A pior coisa do mundo
é a pessoa não ter coragem na vida.” Pincei essa frase do relato de uma moça
chamada Florescelia, nascida no Ceará e que passou (e vem passando) poucas e
boas: a morte da mãe quando tinha dois anos, uma madrasta cruel, uma gravidez
prematura, a perda do único homem que amou, uma vida sem porto fixo, sem
emprego fixo, mas sonhos diversos, que lhe servem de sustentação.
Ela segue em frente
porque tem o combustível que necessitamos para trilhar o longo caminho desde o
nascimento até a morte. Coragem.
Quando eu era pequena,
achava que coragem era o sentimento que designava o ímpeto de fazer coisas
perigosas, e por perigoso eu entendia, por exemplo, andar de tobogã, aquela
rampa alta e ondulada em que a gente descia sentada sobre um saco de algodão ou
coisa parecida.
Por volta dos nove
anos, decidi descer o tobogã, mas na hora H, amarelei. Faltou coragem. Assim
como faltou também no dia em que meus pais resolveram ir até a Ilha dos Lobos,
em Torres, num barco de pescador. No momento de subir no barco, desisti. Foram
meu pai, minha mãe, meu irmão, e eu retornei sozinha, caminhando pela praia,
até a casa da vó.
Muita coragem me
faltou na infância: até para colar durante as provas eu ficava nervosa. Mentir
para pai e mãe, nem pensar. Ir de bicicleta até ruas muito distantes de casa,
não me atrevia. Travada desse jeito, desconfiava que meu futuro seria bem
diferente do das minhas amigas.
Até que cresci e segui
medrosa para andar de helicóptero, escalar vulcões, descer corredeiras d’água.

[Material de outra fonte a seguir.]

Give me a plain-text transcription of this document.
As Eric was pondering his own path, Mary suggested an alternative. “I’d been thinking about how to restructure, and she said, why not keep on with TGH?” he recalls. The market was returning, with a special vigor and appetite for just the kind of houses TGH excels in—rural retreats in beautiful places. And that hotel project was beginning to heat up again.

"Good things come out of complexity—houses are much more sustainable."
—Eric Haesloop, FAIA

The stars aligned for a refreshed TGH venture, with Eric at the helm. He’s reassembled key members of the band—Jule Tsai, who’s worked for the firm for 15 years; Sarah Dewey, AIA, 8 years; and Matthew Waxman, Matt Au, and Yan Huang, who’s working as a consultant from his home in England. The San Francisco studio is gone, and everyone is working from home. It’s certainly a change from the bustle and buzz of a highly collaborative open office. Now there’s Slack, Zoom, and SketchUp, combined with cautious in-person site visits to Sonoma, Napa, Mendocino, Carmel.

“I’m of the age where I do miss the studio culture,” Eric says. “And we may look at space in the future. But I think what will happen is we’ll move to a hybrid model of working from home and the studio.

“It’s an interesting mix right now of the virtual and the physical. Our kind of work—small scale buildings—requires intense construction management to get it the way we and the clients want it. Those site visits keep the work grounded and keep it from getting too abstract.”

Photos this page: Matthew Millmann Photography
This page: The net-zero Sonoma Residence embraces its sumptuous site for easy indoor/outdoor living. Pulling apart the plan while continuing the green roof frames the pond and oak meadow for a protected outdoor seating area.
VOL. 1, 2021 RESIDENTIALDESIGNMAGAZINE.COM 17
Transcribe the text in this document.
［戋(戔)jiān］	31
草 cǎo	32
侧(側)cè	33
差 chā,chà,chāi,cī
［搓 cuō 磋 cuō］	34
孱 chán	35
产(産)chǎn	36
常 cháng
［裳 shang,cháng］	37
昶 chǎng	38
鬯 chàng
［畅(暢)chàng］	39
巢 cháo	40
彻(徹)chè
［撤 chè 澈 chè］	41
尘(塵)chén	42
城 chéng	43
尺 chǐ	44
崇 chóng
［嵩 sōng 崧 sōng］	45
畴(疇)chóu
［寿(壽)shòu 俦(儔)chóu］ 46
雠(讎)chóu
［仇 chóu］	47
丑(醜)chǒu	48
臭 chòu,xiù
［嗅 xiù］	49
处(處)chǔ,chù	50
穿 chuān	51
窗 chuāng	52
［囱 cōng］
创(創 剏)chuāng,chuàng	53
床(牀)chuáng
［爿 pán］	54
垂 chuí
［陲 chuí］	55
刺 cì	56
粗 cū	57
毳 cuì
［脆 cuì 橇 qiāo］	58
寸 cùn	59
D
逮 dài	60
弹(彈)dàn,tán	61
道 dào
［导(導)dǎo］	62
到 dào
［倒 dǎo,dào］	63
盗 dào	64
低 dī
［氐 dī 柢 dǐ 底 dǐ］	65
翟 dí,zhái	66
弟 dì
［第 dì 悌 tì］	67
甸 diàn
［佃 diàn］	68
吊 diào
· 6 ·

No entanto, aos poucos fui descobrindo que mais importante do que ter coragem
para aventuras de fim de semana, era ter coragem para aventuras mais
definitivas, como a de mudar o rumo da minha vida se preciso fosse. Enfrentar
helicópteros, vulcões, corredeiras e tobogãs exige apenas que tenhamos um bom
relacionamento com a adrenalina.
Coragem, mesmo, é
preciso para terminar um relacionamento, trocar de profissão, abandonar um país
que não atende nossos anseios, dizer não para propostas lucrativas porém
vampirescas, optar por um caminho diferente do da boiada, confiar mais na
intuição do que em estatísticas, arriscar-se a decepções para conhecer o que
existe do outro lado da vida convencional. E, principalmente, coragem para
enfrentar a própria solidão e descobrir o quanto ela fortalece o ser
humano.
Não subi no barco
quando criança – e não gosto de barcos até hoje. Vi minha família sair em
expedição pelo mar e voltei sozinha pela praia, uma criança ainda, caminhando
em meio ao povo, acreditando que era medrosa. Mas o que parecia medo era a
coragem me dando as boas-vindas, me acompanhando naquele recuo solitário,
quando aprendi que toda escolha requer ousadia.
Crônica de Martha Medeiros publicada no jornal Zero Hora.